Flashback: George Soros Said U.S. and Israel Must “Open the Door to Hamas” in 2007

Following the horrific Hamas attacks against Israeli civilians last week, Newsbusters’ Joseph Vazquez did some sleuthing and uncovered that George Soros once demanded that Israel and the U.S. open its door to Hamas, an organization that included Jewish genocide in its founding charter.

The article was published on March 19, 2007, and was titled “America and Israel Must Open the Door to Hamas.”

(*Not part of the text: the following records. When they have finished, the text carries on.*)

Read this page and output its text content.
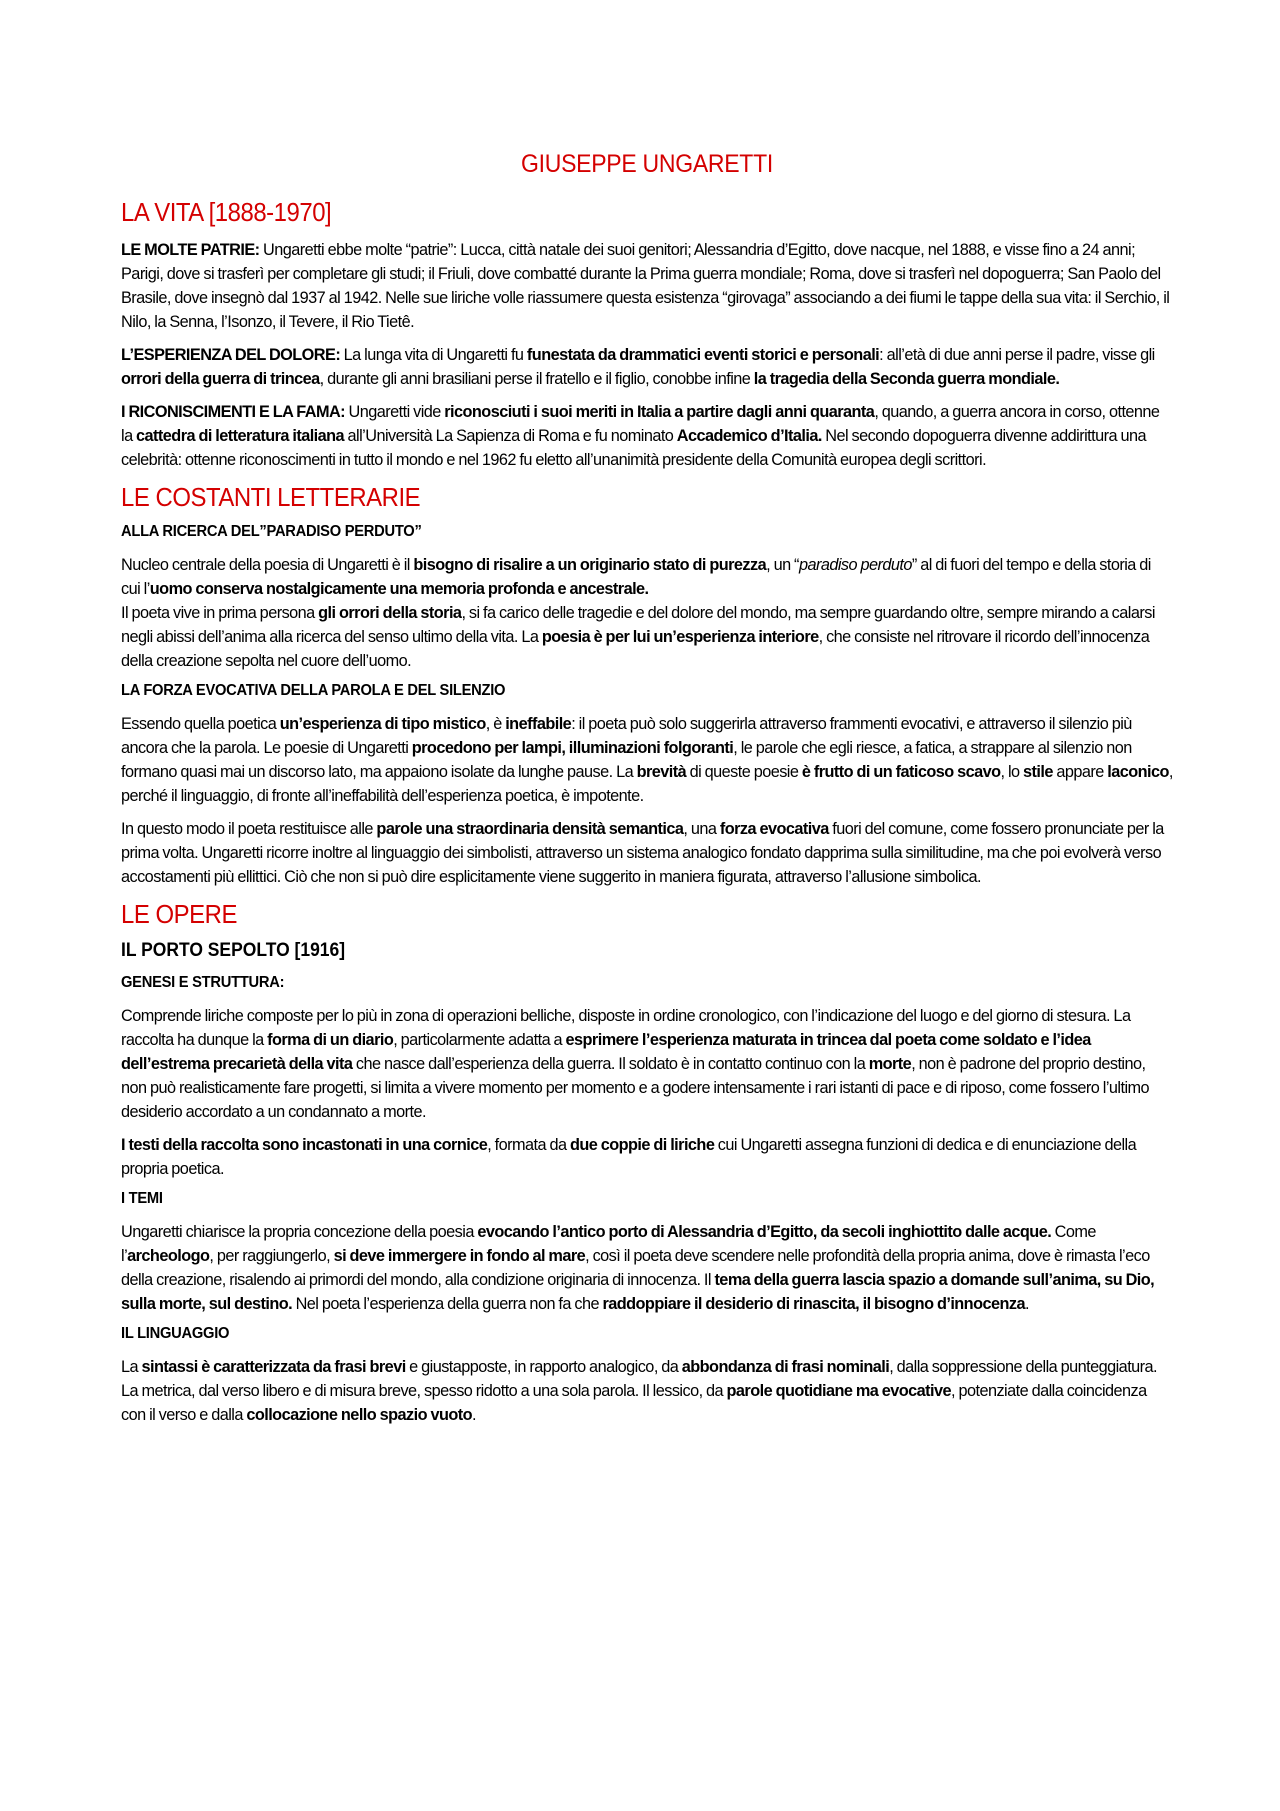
GIUSEPPE UNGARETTI
LA VITA [1888-1970]

LE MOLTE PATRIE: Ungaretti ebbe molte “patrie”: Lucca, città natale dei suoi genitori; Alessandria d’Egitto, dove nacque, nel 1888, e visse fino a 24 anni; Parigi, dove si trasferì per completare gli studi; il Friuli, dove combatté durante la Prima guerra mondiale; Roma, dove si trasferì nel dopoguerra; San Paolo del Brasile, dove insegnò dal 1937 al 1942. Nelle sue liriche volle riassumere questa esistenza “girovaga” associando a dei fiumi le tappe della sua vita: il Serchio, il Nilo, la Senna, l’Isonzo, il Tevere, il Rio Tietê.

L’ESPERIENZA DEL DOLORE: La lunga vita di Ungaretti fu funestata da drammatici eventi storici e personali: all’età di due anni perse il padre, visse gli orrori della guerra di trincea, durante gli anni brasiliani perse il fratello e il figlio, conobbe infine la tragedia della Seconda guerra mondiale.

I RICONISCIMENTI E LA FAMA: Ungaretti vide riconosciuti i suoi meriti in Italia a partire dagli anni quaranta, quando, a guerra ancora in corso, ottenne la cattedra di letteratura italiana all’Università La Sapienza di Roma e fu nominato Accademico d’Italia. Nel secondo dopoguerra divenne addirittura una celebrità: ottenne riconoscimenti in tutto il mondo e nel 1962 fu eletto all’unanimità presidente della Comunità europea degli scrittori.

LE COSTANTI LETTERARIE
ALLA RICERCA DEL”PARADISO PERDUTO”

Nucleo centrale della poesia di Ungaretti è il bisogno di risalire a un originario stato di purezza, un “paradiso perduto” al di fuori del tempo e della storia di cui l’uomo conserva nostalgicamente una memoria profonda e ancestrale.
Il poeta vive in prima persona gli orrori della storia, si fa carico delle tragedie e del dolore del mondo, ma sempre guardando oltre, sempre mirando a calarsi negli abissi dell’anima alla ricerca del senso ultimo della vita. La poesia è per lui un’esperienza interiore, che consiste nel ritrovare il ricordo dell’innocenza della creazione sepolta nel cuore dell’uomo.

LA FORZA EVOCATIVA DELLA PAROLA E DEL SILENZIO

Essendo quella poetica un’esperienza di tipo mistico, è ineffabile: il poeta può solo suggerirla attraverso frammenti evocativi, e attraverso il silenzio più ancora che la parola. Le poesie di Ungaretti procedono per lampi, illuminazioni folgoranti, le parole che egli riesce, a fatica, a strappare al silenzio non formano quasi mai un discorso lato, ma appaiono isolate da lunghe pause. La brevità di queste poesie è frutto di un faticoso scavo, lo stile appare laconico, perché il linguaggio, di fronte all’ineffabilità dell’esperienza poetica, è impotente.

In questo modo il poeta restituisce alle parole una straordinaria densità semantica, una forza evocativa fuori del comune, come fossero pronunciate per la prima volta. Ungaretti ricorre inoltre al linguaggio dei simbolisti, attraverso un sistema analogico fondato dapprima sulla similitudine, ma che poi evolverà verso accostamenti più ellittici. Ciò che non si può dire esplicitamente viene suggerito in maniera figurata, attraverso l’allusione simbolica.

LE OPERE
IL PORTO SEPOLTO [1916]
GENESI E STRUTTURA:

Comprende liriche composte per lo più in zona di operazioni belliche, disposte in ordine cronologico, con l’indicazione del luogo e del giorno di stesura. La raccolta ha dunque la forma di un diario, particolarmente adatta a esprimere l’esperienza maturata in trincea dal poeta come soldato e l’idea dell’estrema precarietà della vita che nasce dall’esperienza della guerra. Il soldato è in contatto continuo con la morte, non è padrone del proprio destino, non può realisticamente fare progetti, si limita a vivere momento per momento e a godere intensamente i rari istanti di pace e di riposo, come fossero l’ultimo desiderio accordato a un condannato a morte.

I testi della raccolta sono incastonati in una cornice, formata da due coppie di liriche cui Ungaretti assegna funzioni di dedica e di enunciazione della propria poetica.

I TEMI

Ungaretti chiarisce la propria concezione della poesia evocando l’antico porto di Alessandria d’Egitto, da secoli inghiottito dalle acque. Come l’archeologo, per raggiungerlo, si deve immergere in fondo al mare, così il poeta deve scendere nelle profondità della propria anima, dove è rimasta l’eco della creazione, risalendo ai primordi del mondo, alla condizione originaria di innocenza. Il tema della guerra lascia spazio a domande sull’anima, su Dio, sulla morte, sul destino. Nel poeta l’esperienza della guerra non fa che raddoppiare il desiderio di rinascita, il bisogno d’innocenza.

IL LINGUAGGIO

La sintassi è caratterizzata da frasi brevi e giustapposte, in rapporto analogico, da abbondanza di frasi nominali, dalla soppressione della punteggiatura. La metrica, dal verso libero e di misura breve, spesso ridotto a una sola parola. Il lessico, da parole quotidiane ma evocative, potenziate dalla coincidenza con il verso e dalla collocazione nello spazio vuoto.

Vazquez: Soros leveled outrageous accusations against former President George W. Bush’s administration for “supporting the Israeli government in its refusal to recognise a Palestinian unity government that includes Hamas.” In Soros’s insane worldview, Israel not kowtowing to a murderous terrorist group precluded “any progress towards a peace settlement at a time when such progress could help avert conflagration in the greater Middle East.”

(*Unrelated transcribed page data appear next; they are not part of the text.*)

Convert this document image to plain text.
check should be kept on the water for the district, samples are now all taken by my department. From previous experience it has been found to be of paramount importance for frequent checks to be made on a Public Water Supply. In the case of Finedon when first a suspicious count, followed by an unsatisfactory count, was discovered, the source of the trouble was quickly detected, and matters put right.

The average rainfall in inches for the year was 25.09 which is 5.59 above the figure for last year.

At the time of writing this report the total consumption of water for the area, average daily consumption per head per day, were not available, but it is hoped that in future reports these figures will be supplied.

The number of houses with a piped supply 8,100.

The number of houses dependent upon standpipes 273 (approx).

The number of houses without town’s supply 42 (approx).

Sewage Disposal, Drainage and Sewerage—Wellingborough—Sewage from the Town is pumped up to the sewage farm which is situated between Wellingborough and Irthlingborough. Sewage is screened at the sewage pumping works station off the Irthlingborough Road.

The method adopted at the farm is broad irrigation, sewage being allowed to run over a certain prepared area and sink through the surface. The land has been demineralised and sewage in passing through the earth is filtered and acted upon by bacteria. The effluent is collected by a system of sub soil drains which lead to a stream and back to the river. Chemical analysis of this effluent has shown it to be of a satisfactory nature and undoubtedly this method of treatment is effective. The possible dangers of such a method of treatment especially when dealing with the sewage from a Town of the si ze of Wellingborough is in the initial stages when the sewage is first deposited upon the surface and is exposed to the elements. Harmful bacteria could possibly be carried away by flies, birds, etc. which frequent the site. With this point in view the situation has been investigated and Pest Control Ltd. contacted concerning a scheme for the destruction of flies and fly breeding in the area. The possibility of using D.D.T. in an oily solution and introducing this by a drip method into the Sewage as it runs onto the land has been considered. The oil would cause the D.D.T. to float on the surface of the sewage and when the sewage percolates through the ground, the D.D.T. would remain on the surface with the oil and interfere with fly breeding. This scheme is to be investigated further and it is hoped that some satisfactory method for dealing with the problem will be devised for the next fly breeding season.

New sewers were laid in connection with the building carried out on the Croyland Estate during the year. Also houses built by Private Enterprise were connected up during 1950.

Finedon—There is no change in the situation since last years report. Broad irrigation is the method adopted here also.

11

Soros’s outlandish piece was published in the midst of the bloody 2006-2007 Fatah-Hamas conflict. The ensuing carnage of the Battle of Gaza in June 2007 would result in a complete Hamas takeover of the Gaza Strip and the dissolution of the unity government by Palestinian President Mahmoud Abbas

 

Soros also praises Saudi Arabia for meeting with Hamas leadership in the article, and tries to downplay Hamas terrorists as merely being a faction of the party, assuring the reader that “Hamas is not monolithic,” and has a political wing that is “more responsive to the needs of its population” in addition to its military wing that carries out acts of terror.

Soros has long sided with Israel’s enemies. As I wrote in my book The Man Behind the Curtain:

Of the state of Israel, Soros has said “I don’t deny Jews their right to a national existence, but I don’t want to be part of it.” Soros has characterized the founding of Israel as a pathological reaction of Jews “obsessed with emulating their Nazi oppressors” in a “process of victims turning persecutors.”

Soros has blamed anti-Semitism on Israel, stating in 2003 that “There is a resurgence is anti-Semitism in Europe. The policies of the Bush administration and the Sharon administration contribute to that…It’s not specifically anti-Semitism, but it does manifest itself as anti-Semitism as well. I’m critical of those policies…If we change that direction, then anti-Semitism will also diminish.” Ariel Sharon was Israel’s prime minister from 2001 to 2006 and he belonged to the right-wing Zionist party Likud.

Soros criticized the U.S. in 2007 [in a different article than the one Vazquez found] for refusing to recognize the “democratically elected” terrorist Hamas government, or support Hamas in a future unity government with the West Bank. He’s also complained about the influence groups like AIPAC have on U.S. foreign policy, pretending to care about Israel when making the case against them, claiming that “far from guaranteeing Israel’s existence, AIPAC has endangered it.”

Archaeologist and historian Alexander H. Joffe compiled a comprehensive overview of Soros’ sphere of influence in the Middle East… The web of NGOs that Soros funds in the Middle East support an anti-Israel strategy that focus on three categories of strategies; 1) delegitimizing Israel as an apartheid state, 2) funding organizations aimed at weakening U.S. support for Israel, and 3) funding fringe Israeli organizations to make it appear as if their radical views are held by Israelis themselves.

Media organizations linked to George Soro have long claimed that any criticism of Soros is anti-semitic, which actually makes perfect sense. As the far-left radical Saul Alinsky wisely advised his followers: “Accuse your opponent of what you are doing, to create confusion and to inculcate voters against evidence of your own guilt.”